Shahnaz Husain wears a mystery around herself. As someone who is always dressed up for the occasion, as someone who embodies what she recommends to her clientele. Has her daughter demystified Shahnaz Husain, by writing her biography? Well, she has opened some windows of her life so that some more lights shine on her so that she shimmers some more in the admirer’s new knowledge of her. Nelofer makes her mother stand taller as she paints her a determined woman who always believed in defining her own destiny. But yet remained absolutely rooted in the traditions of her family. Someone who defined a whole new industry single-handedly. Someone who rubbed shoulders with the who’s who of India.
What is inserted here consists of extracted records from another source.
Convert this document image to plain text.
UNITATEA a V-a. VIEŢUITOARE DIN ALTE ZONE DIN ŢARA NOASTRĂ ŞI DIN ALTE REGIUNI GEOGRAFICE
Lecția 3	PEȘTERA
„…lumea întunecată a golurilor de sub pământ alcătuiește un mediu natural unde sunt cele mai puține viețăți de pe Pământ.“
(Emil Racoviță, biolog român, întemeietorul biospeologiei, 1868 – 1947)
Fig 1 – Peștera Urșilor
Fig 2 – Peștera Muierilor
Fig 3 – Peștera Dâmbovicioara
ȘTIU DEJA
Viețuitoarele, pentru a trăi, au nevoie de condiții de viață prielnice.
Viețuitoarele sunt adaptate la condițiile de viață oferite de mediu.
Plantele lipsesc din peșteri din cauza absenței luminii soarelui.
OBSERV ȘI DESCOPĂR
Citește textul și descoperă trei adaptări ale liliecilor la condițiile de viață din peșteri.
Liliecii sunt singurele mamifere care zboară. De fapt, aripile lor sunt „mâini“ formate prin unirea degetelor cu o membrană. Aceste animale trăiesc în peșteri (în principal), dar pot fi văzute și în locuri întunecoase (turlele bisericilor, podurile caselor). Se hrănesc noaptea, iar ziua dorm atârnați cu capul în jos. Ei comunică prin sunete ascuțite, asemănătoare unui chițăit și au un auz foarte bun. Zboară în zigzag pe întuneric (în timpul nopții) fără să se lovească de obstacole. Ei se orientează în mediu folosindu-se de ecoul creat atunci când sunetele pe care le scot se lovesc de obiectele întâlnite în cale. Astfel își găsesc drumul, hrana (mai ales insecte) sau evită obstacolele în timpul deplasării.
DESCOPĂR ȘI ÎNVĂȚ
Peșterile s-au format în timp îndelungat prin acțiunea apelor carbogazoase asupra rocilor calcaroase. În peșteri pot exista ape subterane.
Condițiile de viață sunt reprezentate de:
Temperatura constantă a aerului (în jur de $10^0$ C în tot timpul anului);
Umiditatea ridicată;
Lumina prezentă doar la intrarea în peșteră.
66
And someone who had clients likes of Indira Gandhi.
Yet someone who refused to go to parties without her husband or dance with anyone except him. She lived around the world. Inducted her daughter into the business early on. But would not allow her to meet her fiancé alone before marriage. She talks about how the business grew from one salon to a huge factory. And many more franchise salons most of which are managed by the women. She talks about the luxurious lifestyle of the family when living in upcoming Greater Kailash area of Delhi was akin to being poor or short on finances for them. She nostalgically describes each of the houses Shahnaz Husain has lived in and how they were all an extension of her.
Nelofer displays a fair flare for the language. All through the book as she talks indulgently about her mother. Sometimes she writes as a daughter and calls her Mum. And sometimes she takes the third person narrative and calls her Shahnaz. But that really does not stand between the flow of the narrative. What I found missing was that all the rough edges of her life were completely smoothened. No negatives are mentioned and even when they are, they are given a positive spin. Any public life has its brush with downs and challenges. Removing them from the life narrative makes it look incomplete. There is a fair amount of name throwing, about whom all is the family related to, who are the friends and clients.
This is like a fairy tale memoirs of a woman born with a silver spoon. Who decided to take responsibility for her own life and define it not only for herself but for her children, fellow women, and an ancient Indian science. In my opinion, she is a trendsetter whose story needed to be told so that others can be inspired. It is a fair mix of personal and business biography. I would hope to see a detailed business biography of Shahnaz Herbals as they have done quite a few incredible things and have broken established norms of the industry like building a brand without advertising.
Read Flame, especially if you like biographies and if the persona of the protagonist intrigues you.